When using systemd to send logs from Docker containers, as on CoreOS, the solutions above will result in all Docker logs coming in under the program name docker rather than the service name. If sending logs from containers via systemd is desirable, try the solution created by Papertrail customer C2FO:

journalctl -o json -f | jq -r --unbuffered '"\(.__REALTIME_TIMESTAMP | tonumber / 1000000) \(._HOSTNAME) \(._SYSTEMD_UNIT // .UNIT // .SYSLOG_IDENTIFIER): \(.msgtype = (.MESSAGE | type) | if .msgtype == "array" then (.MESSAGE | implode) else .MESSAGE end)"' | awk '{ $1=strftime("%b %d %T", $1); print $0; fflush(); }'

piped to ncat or socat. This is easiest to place in a separate script, but it can also be placed directly in an ExecStart directive. It makes use of the JSON format for journalctl logs, transformed to a syslog string using jq and awk. There’s also an option to set up coproc to better detect sending failures.
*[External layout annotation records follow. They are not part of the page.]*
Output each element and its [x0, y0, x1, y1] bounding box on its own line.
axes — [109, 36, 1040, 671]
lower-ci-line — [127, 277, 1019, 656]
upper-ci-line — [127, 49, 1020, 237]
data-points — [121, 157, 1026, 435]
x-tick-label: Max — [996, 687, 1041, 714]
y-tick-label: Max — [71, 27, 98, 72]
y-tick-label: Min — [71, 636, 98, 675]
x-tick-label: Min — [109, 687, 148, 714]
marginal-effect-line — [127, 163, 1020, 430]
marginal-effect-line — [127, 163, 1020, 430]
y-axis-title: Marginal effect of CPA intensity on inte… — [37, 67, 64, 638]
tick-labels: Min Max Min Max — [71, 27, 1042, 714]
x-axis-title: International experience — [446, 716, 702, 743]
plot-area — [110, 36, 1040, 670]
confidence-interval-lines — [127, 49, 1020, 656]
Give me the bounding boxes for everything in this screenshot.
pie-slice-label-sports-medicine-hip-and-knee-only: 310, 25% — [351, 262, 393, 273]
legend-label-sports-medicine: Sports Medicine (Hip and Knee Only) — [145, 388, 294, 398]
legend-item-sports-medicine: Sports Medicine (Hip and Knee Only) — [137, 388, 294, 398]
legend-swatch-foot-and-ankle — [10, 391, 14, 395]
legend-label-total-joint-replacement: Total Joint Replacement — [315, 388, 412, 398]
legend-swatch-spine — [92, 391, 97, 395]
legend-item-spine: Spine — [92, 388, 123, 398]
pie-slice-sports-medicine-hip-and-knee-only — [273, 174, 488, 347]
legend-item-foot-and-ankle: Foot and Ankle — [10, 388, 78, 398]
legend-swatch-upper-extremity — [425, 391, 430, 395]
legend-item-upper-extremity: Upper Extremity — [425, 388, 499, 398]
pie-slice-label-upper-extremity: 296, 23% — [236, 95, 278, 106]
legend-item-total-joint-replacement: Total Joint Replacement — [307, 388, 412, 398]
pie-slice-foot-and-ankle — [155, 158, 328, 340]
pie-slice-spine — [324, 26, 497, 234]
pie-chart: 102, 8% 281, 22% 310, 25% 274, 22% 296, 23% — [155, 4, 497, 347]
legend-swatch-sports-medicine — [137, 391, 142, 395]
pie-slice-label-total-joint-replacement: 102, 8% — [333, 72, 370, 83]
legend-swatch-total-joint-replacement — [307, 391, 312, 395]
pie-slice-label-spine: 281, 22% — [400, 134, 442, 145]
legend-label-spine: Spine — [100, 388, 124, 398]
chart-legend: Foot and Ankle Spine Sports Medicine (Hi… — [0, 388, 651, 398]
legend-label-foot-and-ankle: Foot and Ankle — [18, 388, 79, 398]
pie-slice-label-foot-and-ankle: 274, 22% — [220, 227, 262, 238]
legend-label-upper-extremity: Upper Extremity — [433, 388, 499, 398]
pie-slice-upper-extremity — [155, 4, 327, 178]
The scripts are not supported under any SolarWinds support program or service. The scripts are provided AS IS without warranty of any kind. SolarWinds further disclaims all warranties including, without limitation, any implied warranties of merchantability or of fitness for a particular purpose. The risk arising out of the use or performance of the scripts and documentation stays with you. In no event shall SolarWinds or anyone else involved in the creation, production, or delivery of the scripts be liable for any damages whatsoever (including, without limitation, damages for loss of business profits, business interruption, loss of business information, or other pecuniary loss) arising out of the use of or inability to use the scripts or documentation.